In particular, the Convention Coalition provides an ethical mechanism for disabled people's input into the monitoring of their rights, as stated in the Convention. Through its links to Disability Rights Promotion International, based at York University, Toronto, Canada, the Convention Coalition ensures a sustainable process for this input into the future.

Target group

The Convention Coalition involves the widest group of disabled people possible in any or all of the elements of monitoring. Disabled people are defined (in consistency with the Convention's understanding of disability as an evolving concept) as including those who have long term physical, mental, intellectual or sensory impairments.
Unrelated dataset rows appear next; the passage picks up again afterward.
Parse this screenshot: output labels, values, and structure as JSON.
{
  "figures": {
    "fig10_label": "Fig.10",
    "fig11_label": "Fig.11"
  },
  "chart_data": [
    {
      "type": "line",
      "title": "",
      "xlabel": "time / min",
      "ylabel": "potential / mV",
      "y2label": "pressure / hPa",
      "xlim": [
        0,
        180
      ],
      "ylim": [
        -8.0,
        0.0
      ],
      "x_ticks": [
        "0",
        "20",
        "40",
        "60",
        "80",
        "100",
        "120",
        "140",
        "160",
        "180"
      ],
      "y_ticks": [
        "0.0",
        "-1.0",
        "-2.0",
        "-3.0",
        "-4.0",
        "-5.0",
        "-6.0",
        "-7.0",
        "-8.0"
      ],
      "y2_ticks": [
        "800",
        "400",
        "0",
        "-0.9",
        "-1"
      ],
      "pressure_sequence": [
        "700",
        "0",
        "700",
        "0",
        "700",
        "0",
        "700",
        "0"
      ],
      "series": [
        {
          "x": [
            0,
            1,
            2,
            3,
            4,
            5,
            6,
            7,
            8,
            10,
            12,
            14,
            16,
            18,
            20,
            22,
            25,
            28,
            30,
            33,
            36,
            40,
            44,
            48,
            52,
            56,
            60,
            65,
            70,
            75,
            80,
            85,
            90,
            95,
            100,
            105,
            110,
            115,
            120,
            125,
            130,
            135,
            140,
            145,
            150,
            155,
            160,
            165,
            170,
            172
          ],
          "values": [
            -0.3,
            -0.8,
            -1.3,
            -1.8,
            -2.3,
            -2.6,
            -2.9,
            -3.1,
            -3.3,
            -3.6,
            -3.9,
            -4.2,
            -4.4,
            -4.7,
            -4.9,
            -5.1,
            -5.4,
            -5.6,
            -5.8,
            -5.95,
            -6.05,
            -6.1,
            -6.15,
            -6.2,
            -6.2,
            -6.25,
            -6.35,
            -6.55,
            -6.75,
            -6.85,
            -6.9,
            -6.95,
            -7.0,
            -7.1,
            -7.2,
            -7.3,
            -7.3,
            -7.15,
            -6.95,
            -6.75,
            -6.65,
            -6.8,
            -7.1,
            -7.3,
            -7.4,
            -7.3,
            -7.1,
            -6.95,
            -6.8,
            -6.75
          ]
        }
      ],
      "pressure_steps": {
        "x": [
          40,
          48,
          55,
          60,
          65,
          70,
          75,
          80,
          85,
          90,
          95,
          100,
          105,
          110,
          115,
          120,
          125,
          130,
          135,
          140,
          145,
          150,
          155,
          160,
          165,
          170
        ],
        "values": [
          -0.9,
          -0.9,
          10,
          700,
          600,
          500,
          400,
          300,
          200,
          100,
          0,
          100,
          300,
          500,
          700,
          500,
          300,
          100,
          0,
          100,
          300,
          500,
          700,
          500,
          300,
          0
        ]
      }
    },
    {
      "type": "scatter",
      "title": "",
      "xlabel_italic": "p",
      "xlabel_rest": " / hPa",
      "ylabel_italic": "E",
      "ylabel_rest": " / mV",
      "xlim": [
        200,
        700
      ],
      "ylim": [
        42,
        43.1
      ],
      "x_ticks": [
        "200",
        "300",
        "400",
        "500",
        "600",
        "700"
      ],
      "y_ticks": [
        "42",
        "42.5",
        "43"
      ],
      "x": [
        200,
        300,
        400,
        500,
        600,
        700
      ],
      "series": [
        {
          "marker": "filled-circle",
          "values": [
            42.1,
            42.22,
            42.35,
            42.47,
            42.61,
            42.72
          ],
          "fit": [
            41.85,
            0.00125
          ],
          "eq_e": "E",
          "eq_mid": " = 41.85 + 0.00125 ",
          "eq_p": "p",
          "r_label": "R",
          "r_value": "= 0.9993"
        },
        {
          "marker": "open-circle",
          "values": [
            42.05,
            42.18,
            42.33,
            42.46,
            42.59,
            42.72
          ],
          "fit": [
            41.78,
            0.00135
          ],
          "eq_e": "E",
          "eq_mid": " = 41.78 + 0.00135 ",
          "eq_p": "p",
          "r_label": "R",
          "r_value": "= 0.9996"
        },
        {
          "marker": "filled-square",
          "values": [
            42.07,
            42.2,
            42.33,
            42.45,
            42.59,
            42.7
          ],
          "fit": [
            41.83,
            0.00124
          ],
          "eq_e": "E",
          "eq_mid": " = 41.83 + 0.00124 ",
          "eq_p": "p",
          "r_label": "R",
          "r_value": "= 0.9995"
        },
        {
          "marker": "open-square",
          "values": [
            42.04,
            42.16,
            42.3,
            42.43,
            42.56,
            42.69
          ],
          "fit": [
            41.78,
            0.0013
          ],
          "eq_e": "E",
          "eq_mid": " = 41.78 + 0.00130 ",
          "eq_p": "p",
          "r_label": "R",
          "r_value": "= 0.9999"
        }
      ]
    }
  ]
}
Every effort is made to ensure the monitoring activities cover people with all types of impairment, drawn from rural and urban areas in the North and South Islands including Maori and Pacefika.

Long term goals of the Convention Coalition

New Zealand is obligated to monitor the implementation of the Convention. By supporting disabled people's organisations to be an equal partner in the monitoring framework, and to link with a reputable international project supporting disabled people to monitor the experience of their rights, the Convention Coalition can ensure it honours the spirit of the Convention and develop a sustainable process. The Convention Coalition anticipates this will help to further the implementation of the Convention in New Zealand and of outcomes for disabled people.

Long term outcomes

Disabled people, via their representative organisations in the Convention Coalition, have an active part and direct voice in monitoring disability rights. The voice of disabled people is heard directly. Information from this monitoring activity will be analysed and a written monitoring report(s) produced each year based on the analysis.